Éste ya tenía el móvil preparado para grabar. Arrastramos a Iván de nuevo hacia la calle principal. Seguía resistiéndose, pero sus pies resbalaban con la humedad. La gente comenzó a pinchar su burbuja navideña para observar la anti-navideña escena. Lo empujamos hacia un coche aparcado y Óscar comenzó a grabar. Dios, era mi momento de gloria. Iván se hizo daño con el choque, cayó al suelo boca arriba con todo el ciruelo a la vista. De la gente que pasaba, algunos se reían, otros mostraban preocupación. Probablemente éstos últimos no tardarían en ofrecerle ayuda, así que decidimos ir acabando.
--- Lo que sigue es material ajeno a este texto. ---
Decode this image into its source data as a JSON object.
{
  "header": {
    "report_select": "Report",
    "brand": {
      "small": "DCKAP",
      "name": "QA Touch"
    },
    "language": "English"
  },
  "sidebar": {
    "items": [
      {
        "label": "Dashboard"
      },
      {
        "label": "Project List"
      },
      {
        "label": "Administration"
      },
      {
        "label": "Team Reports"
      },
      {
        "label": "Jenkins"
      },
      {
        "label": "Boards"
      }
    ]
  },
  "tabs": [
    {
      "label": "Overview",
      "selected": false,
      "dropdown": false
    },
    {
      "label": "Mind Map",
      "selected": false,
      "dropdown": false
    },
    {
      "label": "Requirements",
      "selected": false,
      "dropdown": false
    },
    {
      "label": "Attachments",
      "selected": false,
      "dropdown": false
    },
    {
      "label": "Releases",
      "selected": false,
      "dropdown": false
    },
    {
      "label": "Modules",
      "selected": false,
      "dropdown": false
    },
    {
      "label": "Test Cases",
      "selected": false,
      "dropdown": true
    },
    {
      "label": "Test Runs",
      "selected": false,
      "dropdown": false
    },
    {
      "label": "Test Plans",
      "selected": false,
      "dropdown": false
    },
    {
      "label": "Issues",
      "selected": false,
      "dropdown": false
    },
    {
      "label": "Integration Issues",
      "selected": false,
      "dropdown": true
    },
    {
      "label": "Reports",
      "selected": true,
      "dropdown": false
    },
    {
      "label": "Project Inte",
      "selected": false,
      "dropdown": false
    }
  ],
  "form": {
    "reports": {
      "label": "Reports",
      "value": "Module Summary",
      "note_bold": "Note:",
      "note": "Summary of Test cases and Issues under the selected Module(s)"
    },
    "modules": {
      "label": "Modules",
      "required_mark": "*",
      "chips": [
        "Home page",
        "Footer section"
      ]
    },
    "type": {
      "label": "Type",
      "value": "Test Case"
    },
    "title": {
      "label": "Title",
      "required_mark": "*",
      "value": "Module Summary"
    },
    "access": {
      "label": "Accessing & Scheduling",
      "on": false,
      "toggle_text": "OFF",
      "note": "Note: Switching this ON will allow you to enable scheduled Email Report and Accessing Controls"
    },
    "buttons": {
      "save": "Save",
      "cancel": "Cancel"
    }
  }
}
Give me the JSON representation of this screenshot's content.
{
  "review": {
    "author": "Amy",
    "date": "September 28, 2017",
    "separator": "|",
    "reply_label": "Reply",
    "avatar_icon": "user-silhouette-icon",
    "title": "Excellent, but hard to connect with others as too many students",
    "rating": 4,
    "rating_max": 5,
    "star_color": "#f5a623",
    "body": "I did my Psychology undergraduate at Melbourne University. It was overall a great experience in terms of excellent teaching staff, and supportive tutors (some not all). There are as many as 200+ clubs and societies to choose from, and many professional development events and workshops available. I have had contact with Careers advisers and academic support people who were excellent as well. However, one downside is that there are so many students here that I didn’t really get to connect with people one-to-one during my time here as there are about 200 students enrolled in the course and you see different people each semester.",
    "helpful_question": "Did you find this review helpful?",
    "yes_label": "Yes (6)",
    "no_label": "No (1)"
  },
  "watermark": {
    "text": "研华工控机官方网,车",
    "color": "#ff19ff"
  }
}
—¡No se preocupen, señores, es una despedida de soltero! Nuestro amigo se casa mañana —explicó Óscar.
Unos pocos parecieron satisfacerse con la explicación, pero otros no. Iván luchaba por levantarse, pero entre el dolor, el frío y el suelo húmedo, le costó una barbaridad. Finalmente un hombre le cogió del brazo y le ayudó a levantarse.
—Es hora de irse —dije.
Echamos a correr. Alguien nos lanzaba improperios a nuestras espaldas, no supe distinguir si se trataba de Iván o de otra persona.